Although since the years of World War I and the flu pandemic in the US are more like 1917-20, that might not be totally explanatory.

But we know very clearly that what's driving the decreased life expectancy is drug overdose deaths and suicides, which are characteristically taking place in rural areas, and what's problematic in rural areas isn't church attendance! It's poor employment growth as compared to booming cities and a lack of hope that things will get better among those with relatively less education.

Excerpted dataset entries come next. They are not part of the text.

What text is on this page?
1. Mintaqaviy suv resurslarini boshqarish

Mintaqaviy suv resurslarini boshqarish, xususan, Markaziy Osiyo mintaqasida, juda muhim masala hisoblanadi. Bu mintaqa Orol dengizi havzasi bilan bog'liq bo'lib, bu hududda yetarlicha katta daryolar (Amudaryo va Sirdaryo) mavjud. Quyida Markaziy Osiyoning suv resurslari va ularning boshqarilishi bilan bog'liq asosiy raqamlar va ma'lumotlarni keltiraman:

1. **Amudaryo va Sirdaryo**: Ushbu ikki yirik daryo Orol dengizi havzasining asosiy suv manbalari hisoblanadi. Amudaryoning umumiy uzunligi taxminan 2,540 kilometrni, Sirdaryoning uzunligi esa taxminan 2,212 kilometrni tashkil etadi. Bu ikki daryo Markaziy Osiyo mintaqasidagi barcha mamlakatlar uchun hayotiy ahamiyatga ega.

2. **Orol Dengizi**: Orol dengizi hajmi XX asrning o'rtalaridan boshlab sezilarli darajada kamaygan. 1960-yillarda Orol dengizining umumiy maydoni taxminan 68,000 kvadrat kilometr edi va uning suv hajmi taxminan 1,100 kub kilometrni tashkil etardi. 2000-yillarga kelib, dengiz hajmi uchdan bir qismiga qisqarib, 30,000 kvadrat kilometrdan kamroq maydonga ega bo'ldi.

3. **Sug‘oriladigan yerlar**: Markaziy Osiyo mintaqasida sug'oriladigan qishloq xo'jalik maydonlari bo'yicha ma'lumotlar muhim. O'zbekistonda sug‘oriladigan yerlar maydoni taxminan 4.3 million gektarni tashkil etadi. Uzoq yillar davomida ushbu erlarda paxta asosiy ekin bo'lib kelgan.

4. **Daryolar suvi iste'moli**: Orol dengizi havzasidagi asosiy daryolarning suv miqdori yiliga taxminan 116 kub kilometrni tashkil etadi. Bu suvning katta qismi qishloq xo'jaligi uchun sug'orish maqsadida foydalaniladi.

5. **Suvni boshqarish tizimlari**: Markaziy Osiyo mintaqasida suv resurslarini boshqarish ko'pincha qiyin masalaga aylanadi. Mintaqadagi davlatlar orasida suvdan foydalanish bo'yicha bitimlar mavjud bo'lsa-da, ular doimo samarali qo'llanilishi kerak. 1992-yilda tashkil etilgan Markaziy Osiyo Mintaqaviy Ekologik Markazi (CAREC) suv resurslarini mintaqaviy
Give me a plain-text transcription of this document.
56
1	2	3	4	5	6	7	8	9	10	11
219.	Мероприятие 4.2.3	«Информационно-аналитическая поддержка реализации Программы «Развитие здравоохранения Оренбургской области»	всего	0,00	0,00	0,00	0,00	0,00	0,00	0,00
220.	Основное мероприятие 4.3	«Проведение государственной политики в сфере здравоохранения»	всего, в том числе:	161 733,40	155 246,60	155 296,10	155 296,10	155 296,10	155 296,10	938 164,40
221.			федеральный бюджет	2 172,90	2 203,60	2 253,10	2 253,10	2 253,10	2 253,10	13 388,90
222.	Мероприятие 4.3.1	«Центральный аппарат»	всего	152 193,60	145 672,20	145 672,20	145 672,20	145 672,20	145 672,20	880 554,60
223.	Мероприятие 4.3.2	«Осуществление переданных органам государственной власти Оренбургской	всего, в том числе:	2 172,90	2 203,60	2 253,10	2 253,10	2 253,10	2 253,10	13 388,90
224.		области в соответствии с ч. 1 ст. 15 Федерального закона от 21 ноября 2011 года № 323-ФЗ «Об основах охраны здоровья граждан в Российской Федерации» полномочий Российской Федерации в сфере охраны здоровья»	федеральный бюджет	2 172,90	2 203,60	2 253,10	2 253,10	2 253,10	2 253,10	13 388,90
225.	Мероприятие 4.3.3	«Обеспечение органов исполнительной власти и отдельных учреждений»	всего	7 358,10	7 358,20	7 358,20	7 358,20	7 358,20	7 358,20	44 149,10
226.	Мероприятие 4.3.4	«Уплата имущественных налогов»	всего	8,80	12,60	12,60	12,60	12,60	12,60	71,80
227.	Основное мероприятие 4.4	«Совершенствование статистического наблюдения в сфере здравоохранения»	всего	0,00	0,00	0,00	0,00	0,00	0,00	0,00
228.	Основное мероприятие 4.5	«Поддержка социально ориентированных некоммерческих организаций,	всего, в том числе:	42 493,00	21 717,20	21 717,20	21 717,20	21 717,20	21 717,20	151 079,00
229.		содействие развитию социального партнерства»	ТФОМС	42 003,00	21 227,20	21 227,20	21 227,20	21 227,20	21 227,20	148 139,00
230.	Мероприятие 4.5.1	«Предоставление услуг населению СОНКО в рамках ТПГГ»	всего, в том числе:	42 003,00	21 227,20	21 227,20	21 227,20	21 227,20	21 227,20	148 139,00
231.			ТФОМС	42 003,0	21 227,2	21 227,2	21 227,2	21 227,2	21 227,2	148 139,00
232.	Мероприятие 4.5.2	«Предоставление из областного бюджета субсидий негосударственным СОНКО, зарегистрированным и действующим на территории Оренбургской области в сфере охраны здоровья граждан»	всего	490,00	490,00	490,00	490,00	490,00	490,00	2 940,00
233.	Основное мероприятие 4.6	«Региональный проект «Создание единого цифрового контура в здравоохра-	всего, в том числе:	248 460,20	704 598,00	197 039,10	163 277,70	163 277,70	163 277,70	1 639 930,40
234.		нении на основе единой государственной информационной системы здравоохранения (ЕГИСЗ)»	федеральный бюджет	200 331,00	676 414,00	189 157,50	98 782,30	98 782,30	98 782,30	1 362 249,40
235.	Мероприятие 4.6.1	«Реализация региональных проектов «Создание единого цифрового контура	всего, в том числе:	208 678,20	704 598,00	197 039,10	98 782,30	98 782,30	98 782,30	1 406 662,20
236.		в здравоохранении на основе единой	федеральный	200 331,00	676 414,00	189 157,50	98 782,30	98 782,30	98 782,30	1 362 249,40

And, if it wasn't clear, Tom Saler spells it out in prose:

“The Great Recession hit harder and lasted longer in rural communities, and many predominately rural states still have yet to recover from the depths of the recession,” wrote Martin Heinrich in a May 2017 minority staff report to the congressional Joint Economic Committee. Total employment in rural communities still has not returned to its pre-recession level, while the education gap with urban areas has widened.
In 2000, 27 percent of metro-area residents held a bachelor degree or higher, compared with 16 percent for those living in rural communities; by 2016, that 11-percentage point gap had grown to 15 percentage points.  Almost 80 percent of those living outside of metropolitan areas hold only a high school diploma, or less.
In a knowledge-driven economy, that’s a major hurdle to overcome. 
This has been another edition of David Brooks Doesn't Know What He's Talking About.